In the proof, I use the implicit assumption made by Folland that the $\sigma$-algebra on the range space for a real-valued function is always understood to be the Borel $\sigma$-algbera $\mathcal{B}_{\mathbb{R}}$ unless specified otherwise. I make use of two propositions from Folland's book:
Proposition(2.6): If $f,g : X \rightarrow \mathbb{C}$ are $\mathcal{M}$-measurable, then so are $f + g$ and $fg$.
Proposition(2.7): If $\{f_j\}$ is a sequence of $\overline{\mathbb{R}}$-valued $\mathcal{M}$-measurable functions on $(X, \mathcal{M})$, then the functions$$g_1(x) = \sup_j f_j(x),\quadg_2(x) = \inf_j f_j(x)\\g_3(x) = \lim \sup f_j(x),\quadg_4(x) = \lim \inf f_j(x)$$are all $\mathcal{M}$-measurable. If $f(x) = \lim_{j \rightarrow \infty} f_j(x)$ exists for every $x \in X$, then $f$ is $\mathcal{M}$-measurable.

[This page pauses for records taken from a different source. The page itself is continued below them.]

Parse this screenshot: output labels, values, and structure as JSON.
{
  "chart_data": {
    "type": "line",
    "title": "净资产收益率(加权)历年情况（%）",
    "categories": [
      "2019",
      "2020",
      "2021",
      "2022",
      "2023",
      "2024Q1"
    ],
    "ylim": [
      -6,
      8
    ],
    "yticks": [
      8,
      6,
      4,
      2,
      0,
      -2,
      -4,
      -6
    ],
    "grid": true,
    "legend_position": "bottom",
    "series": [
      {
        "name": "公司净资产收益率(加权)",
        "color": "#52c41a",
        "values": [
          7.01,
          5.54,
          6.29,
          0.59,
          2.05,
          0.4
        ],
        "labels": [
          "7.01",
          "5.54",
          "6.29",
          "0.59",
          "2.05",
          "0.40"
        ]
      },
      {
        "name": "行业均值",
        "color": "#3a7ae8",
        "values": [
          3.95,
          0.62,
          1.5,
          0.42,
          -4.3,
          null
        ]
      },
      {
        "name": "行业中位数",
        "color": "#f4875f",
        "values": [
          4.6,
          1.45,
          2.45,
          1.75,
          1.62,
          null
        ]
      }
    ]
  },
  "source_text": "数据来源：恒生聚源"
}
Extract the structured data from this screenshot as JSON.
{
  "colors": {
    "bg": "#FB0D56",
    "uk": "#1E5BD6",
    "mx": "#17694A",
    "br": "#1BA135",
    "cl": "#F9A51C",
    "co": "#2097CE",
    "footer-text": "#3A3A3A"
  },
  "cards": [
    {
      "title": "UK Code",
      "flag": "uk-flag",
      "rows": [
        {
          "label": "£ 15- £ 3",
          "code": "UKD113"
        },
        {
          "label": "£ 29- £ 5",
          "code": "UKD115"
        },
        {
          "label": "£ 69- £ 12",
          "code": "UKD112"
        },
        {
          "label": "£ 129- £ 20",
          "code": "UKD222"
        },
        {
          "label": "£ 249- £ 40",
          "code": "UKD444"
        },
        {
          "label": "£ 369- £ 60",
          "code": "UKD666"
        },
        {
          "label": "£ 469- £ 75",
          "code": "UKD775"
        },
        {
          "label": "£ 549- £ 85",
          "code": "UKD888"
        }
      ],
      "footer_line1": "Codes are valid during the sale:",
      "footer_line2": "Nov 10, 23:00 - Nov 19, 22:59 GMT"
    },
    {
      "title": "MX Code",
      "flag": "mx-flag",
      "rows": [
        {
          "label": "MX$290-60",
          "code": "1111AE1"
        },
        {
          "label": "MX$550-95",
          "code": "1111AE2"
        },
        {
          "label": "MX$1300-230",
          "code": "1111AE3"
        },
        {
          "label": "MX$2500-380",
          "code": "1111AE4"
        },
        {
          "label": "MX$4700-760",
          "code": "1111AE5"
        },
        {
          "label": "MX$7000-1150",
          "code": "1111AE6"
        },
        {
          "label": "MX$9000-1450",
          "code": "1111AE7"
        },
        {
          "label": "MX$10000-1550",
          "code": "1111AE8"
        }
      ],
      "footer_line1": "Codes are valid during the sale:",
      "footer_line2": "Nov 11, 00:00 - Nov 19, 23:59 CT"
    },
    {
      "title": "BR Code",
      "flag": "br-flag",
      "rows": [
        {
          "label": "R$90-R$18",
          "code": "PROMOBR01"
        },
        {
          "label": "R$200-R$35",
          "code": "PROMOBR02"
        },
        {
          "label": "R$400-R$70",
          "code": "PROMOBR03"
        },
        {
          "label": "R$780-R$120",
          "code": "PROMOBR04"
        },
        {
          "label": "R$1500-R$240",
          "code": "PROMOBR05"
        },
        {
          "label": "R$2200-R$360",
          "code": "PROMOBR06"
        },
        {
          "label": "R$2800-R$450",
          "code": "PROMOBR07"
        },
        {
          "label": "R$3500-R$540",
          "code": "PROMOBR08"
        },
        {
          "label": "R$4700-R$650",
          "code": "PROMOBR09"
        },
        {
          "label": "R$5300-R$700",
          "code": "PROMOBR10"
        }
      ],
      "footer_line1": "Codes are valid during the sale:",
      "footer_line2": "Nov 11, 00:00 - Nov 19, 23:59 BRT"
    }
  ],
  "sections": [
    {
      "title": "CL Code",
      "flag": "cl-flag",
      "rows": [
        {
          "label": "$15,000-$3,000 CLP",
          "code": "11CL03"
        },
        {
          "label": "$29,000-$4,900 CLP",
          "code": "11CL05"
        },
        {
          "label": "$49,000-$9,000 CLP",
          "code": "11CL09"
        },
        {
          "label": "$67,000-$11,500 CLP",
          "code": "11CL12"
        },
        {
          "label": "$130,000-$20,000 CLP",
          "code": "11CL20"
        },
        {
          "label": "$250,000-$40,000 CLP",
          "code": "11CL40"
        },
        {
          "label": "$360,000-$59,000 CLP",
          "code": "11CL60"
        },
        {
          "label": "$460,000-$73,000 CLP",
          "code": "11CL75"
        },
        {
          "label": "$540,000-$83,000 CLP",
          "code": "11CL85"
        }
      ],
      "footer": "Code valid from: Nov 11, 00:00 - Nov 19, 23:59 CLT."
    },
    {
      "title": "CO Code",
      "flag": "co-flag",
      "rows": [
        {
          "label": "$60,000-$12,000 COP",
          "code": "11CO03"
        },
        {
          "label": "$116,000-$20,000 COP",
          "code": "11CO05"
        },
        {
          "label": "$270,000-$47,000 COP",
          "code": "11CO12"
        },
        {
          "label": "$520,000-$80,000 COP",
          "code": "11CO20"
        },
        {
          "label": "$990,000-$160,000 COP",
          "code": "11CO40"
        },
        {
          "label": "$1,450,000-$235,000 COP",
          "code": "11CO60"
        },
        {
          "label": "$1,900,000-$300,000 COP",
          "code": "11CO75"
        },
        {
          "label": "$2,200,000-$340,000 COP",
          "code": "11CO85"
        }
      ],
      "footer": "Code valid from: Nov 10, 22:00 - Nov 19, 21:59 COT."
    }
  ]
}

Problem: Let $(X, \mathcal{M}, \mu)$ be a measure space. If ${f_n}$ is a sequence of $\overline{\mathbb{R}}$-valued $\mathcal{M}$-measurable functions on $X$, then $\{x\ |\ \lim f_n(x) \text{ exists}\}$ is a measurable set.
Proof: Let $f_i = \lim \inf f_n(x)$, $f_s = \lim \sup f_n(x)$, and let $F = \{x\ :\ |f_i(x)| < \infty \text{ or } |f_s(x)| < \infty\}$. Then define $$g(x) = \chi_F(x)(f_i(x) - f_s(x)) + (1 - \chi_F(x))\beta$$ for some choice of $\beta \in \mathbb{R}_{>0}$. We write $\chi_F$ to denote the indicator function on the set $F$, and as usual, we assume the convention that $0 \cdot \pm \infty = 0$. By Proposition(2.7), both $f_i$ and $f_s$ are $\mathcal{M}$-measurable functions. $\mathbb{R}$ is a Borel set, meaning that both $f_i^{-1}(\mathbb{R}), f_s^{-1}(\mathbb{R}) \in \mathcal{M}$, and hence $F = f_i^{-1}(\mathbb{R}) \cup f_s^{-1}(\mathbb{R})$ is measurable. Therefore $\chi_F$ is a simple $\mathcal{M}$-measurable function, and now by repeated application of Proposition(2.6), we conclude that $g$ is $\mathcal{M}$-measurable too.Moreover, notice that our definition of $g$ ensures that it is well defined in the case where both $f_i$ and $f_s$ take infinite values. Finally, observe that$$ \{x\ |\ \lim f_n(x) \text{ exists}\}\ =\ g^{-1}(\{0\})$$since $\lim f_n(x)$ exists if and only if $\lim \inf f_n(x) = \lim \sup f_n(x)$. The set $\{0\}$ is a Borel set, and therefore $g^{-1}(\{0\}) \in \mathcal{M}$, since $g$ is $\mathcal{M}$-measurable. That is the set $\{x\ |\ \lim f_n(x) \text{ exists} \}$ is a measurable set.